The madarsa "students" are initiated to a highly skewed worldview and distorted history but denied access to any alternative paradigm. Children who join such seminaries are destined to be inward looking, living in a "glorious" past. They are divorced from realities and seek to settle historical scores (real or imaginary) with those who they perceive as their civilisational enemies through the prism of their theology. And then proposals are moved to put more resources in their hands to modernise the madarsas.

There is something to laugh about the "modernisation" suggestion itself. We presume that by providing madarsas with technical education and computers, we can modernise them. We are actually providing them modern tools to extend their medieval mindset in the 21st century and adding a multiplier to their destructive potential. In fact, Osama bin Laden was one of the first to use geostationary global satellite telephony in 1998 to communicate with his network. An engineering degree from Britain proved no deterrent for him to subscribe to medievalism.

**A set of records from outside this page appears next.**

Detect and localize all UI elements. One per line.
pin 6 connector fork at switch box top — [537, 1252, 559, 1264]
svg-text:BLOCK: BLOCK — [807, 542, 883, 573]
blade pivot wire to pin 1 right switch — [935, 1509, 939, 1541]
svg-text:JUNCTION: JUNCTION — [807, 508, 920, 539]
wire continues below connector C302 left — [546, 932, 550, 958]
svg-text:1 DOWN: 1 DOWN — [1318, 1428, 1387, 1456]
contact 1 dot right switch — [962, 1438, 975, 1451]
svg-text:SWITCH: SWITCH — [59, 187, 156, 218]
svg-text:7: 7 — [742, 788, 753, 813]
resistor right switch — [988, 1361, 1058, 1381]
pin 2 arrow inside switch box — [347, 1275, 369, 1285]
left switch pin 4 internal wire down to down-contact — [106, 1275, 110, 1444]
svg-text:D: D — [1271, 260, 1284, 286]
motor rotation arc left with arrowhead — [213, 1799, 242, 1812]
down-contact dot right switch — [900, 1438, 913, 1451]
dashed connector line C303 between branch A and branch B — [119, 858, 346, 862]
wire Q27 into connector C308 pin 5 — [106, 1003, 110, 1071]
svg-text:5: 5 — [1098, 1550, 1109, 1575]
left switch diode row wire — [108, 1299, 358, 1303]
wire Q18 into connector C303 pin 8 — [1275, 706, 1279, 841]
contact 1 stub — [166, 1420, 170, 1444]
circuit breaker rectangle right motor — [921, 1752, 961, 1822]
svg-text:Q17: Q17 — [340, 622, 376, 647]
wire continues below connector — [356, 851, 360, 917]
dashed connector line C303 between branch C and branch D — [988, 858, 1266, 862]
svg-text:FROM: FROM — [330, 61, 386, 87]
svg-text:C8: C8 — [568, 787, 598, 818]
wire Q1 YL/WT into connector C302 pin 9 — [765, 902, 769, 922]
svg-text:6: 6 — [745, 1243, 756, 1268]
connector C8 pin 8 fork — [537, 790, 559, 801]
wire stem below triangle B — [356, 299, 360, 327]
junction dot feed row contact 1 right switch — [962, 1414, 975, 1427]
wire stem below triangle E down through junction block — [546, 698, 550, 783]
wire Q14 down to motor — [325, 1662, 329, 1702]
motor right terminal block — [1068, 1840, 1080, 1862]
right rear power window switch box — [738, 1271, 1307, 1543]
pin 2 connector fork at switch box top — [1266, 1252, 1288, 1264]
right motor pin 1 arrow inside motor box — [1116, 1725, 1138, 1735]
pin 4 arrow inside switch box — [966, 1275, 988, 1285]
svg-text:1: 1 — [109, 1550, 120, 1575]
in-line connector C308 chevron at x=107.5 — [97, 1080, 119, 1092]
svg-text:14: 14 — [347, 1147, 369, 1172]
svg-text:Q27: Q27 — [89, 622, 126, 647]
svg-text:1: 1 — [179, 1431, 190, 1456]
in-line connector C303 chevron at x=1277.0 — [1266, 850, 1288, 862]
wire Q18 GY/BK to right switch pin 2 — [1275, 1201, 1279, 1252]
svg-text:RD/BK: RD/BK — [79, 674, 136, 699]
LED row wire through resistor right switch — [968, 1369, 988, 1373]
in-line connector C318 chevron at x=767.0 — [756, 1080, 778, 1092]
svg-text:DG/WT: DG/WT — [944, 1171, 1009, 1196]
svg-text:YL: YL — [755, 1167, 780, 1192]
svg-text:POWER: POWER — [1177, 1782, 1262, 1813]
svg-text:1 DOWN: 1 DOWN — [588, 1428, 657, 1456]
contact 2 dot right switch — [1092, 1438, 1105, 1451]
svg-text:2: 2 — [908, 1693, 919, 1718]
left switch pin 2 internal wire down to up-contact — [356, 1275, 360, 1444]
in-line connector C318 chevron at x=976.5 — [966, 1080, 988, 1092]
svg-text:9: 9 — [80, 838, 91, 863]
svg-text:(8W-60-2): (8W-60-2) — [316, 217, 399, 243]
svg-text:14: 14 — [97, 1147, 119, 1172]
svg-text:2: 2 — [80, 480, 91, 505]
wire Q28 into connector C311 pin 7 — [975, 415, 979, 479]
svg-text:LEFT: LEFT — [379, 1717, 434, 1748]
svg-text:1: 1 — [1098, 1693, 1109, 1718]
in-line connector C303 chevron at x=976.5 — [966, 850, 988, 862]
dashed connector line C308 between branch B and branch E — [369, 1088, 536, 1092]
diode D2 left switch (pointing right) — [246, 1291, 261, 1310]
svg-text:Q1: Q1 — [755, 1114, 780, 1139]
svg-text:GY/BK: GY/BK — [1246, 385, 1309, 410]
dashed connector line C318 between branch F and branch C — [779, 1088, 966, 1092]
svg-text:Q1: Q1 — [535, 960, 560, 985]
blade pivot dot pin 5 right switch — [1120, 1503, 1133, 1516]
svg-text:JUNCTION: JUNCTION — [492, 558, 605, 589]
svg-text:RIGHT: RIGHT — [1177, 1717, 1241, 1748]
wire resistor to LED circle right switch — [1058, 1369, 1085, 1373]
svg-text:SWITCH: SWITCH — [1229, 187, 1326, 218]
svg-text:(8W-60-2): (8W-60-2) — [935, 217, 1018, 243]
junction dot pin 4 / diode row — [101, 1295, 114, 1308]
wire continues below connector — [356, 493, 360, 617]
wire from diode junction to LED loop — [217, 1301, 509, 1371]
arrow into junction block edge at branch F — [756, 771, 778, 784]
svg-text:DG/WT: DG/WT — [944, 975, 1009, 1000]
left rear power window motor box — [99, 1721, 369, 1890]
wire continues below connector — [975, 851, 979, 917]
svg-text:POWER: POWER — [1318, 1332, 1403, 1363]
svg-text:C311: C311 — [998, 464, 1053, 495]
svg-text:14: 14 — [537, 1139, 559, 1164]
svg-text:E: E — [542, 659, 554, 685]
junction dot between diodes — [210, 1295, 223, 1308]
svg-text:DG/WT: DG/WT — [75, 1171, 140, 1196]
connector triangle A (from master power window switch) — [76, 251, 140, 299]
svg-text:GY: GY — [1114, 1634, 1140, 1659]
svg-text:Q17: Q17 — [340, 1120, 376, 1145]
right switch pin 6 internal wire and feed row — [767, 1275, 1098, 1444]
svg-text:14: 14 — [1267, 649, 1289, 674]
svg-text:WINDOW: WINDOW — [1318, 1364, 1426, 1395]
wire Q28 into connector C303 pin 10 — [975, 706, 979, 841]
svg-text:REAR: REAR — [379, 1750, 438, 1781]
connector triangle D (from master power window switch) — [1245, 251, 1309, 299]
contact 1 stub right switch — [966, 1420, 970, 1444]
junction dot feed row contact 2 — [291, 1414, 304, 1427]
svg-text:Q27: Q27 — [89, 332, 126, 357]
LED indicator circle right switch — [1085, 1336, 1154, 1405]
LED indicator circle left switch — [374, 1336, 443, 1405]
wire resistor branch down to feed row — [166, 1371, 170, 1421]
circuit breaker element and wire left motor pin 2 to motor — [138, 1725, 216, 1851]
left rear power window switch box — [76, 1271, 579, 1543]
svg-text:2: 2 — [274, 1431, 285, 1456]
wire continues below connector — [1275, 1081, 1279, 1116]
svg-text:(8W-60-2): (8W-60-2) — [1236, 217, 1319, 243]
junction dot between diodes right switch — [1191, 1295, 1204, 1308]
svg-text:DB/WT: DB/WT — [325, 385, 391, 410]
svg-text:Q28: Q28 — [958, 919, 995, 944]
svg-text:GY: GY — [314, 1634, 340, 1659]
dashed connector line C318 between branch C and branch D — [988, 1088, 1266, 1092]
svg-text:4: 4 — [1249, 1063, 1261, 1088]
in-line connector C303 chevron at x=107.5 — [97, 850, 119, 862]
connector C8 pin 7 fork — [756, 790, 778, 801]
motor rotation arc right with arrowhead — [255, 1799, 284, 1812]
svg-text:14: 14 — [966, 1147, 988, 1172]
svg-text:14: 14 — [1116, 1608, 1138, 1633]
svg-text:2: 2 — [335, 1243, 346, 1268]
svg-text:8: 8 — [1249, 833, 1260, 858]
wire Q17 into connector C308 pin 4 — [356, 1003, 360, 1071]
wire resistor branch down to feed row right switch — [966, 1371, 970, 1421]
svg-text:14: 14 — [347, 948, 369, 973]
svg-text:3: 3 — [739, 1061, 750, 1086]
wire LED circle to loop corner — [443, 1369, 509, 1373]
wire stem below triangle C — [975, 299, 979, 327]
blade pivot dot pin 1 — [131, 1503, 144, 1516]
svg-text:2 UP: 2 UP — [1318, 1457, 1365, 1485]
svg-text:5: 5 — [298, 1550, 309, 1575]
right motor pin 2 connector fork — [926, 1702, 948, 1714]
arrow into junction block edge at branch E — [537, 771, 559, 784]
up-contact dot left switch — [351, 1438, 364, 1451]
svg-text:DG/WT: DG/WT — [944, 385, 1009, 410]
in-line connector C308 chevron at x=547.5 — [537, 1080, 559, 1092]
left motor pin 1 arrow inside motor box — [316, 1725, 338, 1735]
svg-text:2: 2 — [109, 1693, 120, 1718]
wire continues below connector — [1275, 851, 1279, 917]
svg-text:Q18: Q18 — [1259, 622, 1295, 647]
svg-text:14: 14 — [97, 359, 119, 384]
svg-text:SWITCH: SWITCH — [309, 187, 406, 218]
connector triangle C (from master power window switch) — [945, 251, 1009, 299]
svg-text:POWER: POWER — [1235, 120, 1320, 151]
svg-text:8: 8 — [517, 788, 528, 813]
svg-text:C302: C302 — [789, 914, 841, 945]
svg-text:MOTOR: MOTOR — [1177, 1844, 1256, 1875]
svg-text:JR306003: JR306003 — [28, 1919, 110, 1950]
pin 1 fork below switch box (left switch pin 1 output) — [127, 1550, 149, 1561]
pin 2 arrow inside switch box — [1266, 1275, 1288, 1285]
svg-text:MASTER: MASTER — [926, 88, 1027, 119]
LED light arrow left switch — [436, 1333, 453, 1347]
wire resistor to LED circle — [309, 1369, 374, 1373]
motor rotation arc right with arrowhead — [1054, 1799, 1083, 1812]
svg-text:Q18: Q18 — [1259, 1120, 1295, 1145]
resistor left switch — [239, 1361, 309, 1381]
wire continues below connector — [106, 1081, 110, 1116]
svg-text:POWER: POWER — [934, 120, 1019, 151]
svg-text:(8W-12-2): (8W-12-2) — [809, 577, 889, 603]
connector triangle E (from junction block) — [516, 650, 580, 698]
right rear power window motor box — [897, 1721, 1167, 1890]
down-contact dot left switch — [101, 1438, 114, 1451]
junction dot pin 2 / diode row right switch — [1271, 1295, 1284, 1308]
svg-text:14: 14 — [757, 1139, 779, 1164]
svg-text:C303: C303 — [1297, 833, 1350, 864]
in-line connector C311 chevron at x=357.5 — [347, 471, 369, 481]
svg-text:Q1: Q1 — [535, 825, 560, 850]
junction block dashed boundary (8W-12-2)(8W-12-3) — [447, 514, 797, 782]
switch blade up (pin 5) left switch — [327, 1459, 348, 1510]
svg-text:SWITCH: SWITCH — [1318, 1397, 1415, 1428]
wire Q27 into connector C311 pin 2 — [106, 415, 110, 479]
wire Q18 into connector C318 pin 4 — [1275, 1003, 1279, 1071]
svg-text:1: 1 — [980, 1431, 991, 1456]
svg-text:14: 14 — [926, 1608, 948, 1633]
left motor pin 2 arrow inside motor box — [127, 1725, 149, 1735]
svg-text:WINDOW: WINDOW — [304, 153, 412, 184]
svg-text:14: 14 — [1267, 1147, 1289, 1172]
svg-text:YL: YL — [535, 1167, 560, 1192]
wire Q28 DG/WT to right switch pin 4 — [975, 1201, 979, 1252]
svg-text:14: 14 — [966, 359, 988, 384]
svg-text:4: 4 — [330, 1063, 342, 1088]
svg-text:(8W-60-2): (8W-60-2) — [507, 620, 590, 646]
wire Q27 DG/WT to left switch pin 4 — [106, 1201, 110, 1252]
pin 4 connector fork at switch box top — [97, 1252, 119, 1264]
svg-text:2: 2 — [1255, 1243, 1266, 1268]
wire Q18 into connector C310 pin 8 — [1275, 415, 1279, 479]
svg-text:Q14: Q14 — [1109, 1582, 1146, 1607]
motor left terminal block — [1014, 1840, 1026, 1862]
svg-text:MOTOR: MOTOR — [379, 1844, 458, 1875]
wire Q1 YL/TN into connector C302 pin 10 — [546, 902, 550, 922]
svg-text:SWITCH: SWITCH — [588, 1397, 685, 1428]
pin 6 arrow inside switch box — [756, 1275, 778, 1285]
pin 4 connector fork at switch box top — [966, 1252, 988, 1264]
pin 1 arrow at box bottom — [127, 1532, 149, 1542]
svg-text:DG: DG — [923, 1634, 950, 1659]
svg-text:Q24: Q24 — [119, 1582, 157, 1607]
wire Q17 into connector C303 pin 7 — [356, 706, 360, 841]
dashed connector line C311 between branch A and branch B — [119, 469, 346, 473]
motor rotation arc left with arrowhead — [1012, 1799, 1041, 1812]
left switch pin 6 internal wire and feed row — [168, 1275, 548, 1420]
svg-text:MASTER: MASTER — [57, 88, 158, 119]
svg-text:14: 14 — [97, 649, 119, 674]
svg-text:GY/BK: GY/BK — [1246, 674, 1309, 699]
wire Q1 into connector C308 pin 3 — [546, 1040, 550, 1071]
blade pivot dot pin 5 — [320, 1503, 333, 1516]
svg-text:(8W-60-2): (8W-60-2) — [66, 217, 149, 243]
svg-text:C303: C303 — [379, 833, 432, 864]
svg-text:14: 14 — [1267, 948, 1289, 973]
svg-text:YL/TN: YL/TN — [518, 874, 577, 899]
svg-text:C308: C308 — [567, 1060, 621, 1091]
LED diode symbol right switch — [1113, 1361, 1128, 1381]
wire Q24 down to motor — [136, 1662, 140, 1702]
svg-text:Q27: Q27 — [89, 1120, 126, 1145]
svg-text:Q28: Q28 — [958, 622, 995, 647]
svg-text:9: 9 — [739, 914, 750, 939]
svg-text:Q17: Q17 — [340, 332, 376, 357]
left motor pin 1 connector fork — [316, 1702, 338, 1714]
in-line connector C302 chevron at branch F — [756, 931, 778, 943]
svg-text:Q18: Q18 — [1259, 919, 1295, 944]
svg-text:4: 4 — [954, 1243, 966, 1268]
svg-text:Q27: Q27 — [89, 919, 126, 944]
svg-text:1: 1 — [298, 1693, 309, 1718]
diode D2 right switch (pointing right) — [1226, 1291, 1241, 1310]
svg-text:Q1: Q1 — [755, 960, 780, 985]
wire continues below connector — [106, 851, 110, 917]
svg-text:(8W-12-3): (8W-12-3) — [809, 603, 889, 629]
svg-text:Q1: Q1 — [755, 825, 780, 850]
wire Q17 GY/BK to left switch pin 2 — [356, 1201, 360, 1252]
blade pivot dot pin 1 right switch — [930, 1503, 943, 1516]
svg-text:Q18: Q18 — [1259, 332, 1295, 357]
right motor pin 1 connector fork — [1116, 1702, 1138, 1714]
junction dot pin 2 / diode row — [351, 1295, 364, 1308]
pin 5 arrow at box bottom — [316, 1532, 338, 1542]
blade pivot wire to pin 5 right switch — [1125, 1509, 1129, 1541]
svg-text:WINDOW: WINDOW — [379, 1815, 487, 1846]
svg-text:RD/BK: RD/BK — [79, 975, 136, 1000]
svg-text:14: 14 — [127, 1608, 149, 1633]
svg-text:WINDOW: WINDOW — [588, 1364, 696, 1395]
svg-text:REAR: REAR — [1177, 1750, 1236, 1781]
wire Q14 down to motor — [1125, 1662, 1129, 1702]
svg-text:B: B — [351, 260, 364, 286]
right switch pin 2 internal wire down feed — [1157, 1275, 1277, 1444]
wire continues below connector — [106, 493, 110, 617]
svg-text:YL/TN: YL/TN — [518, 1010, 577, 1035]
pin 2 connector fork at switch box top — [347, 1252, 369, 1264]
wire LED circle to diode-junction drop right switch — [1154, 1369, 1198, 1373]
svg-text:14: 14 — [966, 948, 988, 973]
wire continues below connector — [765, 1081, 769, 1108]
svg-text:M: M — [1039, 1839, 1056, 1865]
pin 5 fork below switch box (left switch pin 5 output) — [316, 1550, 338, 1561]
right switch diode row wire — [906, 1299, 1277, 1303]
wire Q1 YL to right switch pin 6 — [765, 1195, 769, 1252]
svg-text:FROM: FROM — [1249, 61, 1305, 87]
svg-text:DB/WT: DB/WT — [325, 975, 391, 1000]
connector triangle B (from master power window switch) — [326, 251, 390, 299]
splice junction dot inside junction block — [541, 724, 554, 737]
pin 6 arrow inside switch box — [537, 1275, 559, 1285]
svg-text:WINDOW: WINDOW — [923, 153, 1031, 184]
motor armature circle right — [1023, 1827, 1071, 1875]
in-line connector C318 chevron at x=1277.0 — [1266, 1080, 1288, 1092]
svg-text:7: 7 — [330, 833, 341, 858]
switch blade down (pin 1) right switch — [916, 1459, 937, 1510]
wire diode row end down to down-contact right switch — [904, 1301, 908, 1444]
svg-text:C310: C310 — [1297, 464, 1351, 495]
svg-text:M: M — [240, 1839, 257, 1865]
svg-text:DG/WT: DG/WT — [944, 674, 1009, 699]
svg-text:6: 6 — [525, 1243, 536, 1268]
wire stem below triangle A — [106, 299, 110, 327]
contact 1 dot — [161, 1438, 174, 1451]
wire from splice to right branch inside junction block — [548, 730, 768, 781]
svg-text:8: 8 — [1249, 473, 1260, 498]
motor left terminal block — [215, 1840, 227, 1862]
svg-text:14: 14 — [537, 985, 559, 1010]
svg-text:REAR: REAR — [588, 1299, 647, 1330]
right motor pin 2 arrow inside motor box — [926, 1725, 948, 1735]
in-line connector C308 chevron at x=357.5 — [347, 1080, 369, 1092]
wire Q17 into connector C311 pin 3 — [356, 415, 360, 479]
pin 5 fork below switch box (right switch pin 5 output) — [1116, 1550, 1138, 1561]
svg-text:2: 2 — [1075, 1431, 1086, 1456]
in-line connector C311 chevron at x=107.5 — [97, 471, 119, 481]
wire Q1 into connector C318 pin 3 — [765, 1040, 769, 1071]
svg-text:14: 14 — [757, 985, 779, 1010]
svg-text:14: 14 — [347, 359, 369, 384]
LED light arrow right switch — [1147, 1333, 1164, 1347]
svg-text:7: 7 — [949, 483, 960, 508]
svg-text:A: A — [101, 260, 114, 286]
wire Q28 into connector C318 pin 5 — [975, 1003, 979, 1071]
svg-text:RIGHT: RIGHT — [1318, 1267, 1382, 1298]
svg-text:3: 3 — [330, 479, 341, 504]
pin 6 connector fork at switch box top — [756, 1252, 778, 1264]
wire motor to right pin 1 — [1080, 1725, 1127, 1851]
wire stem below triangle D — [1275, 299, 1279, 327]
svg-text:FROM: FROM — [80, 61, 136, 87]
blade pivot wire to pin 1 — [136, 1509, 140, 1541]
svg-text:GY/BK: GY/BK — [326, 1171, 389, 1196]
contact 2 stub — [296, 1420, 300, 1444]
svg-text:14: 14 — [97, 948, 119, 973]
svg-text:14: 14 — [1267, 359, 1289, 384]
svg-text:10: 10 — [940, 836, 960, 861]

Jeffery Goldberg of The New York Times, who visited Haqqannia madarsa in NWFP of Pakistan in May 2000, termed it as a "jihad factory." Omar Sheikh (an accused in Daniel Pearl murder case) had attended London School of Economics. Mohammad Atta, who carried out the first attack on World Trade Centre on September 11, was trained as an architect in Hamburg. Several nuclear scientists from Pakistan were amongst die-hard Osama admirers.

Whether or not you teach mathematics and sciences in these institutions, it hardly makes any difference when their specific purpose is not to educate but to indoctrinate. So the mindset that emerges from them is the same, irrespective of adding some mathematics to the syllabus. That is because, as several analysts have pointed out (including Harvard researcher Jessica Stern in Foreign Affairs, a highly respected journal, in November-December 2000), central to the madarsa teaching is the invincibility of Islam, the justification of killing and terror as means of imposing any arbitrary action in the name of religion. They implant a sense of universal grievance against non-Islamic countries and nations that resurfaced with the decline in Islamic hegemony represented by Turkish Ottoman Empire and Mughal rule in India between 16 to mid-20th centuries, aided by the rise of Western powers.

Going by madarsa logic, the British, while leaving India, should have handed back power to the Muslims since they had wrested it from the Mughals. The reality though is that they took it from Marathas who had brought the last of the Mughal kings under their protection, Nawabs of Oudh and several others as a paramount authority in India had declined by 18th century. A heady mixture is created for a community already enraged by self-imposed isolation, ghetto type living, and nurturing a strong sense of grievance against anyone and everyone.

In such an environment, they are "reminded" of their historic destiny and religious duty to forcibly impose their own world-view on the entire humanity, including some Islamic countries. This forms an ideological substratum, the most explosive stuff to blow up the rest of the world. Against this backdrop, what can introduction of modern technology in madarsas achieve? It can surely help them change their appearance but not their mindset. This mindset is responsible for most of the global terrorist activities - from the attack on the World Trade Centre in the US on September 11 to the storming of Indian Parliament on December 13. The slain American journalist Daniel Pearl is the most recent victim of this mindset.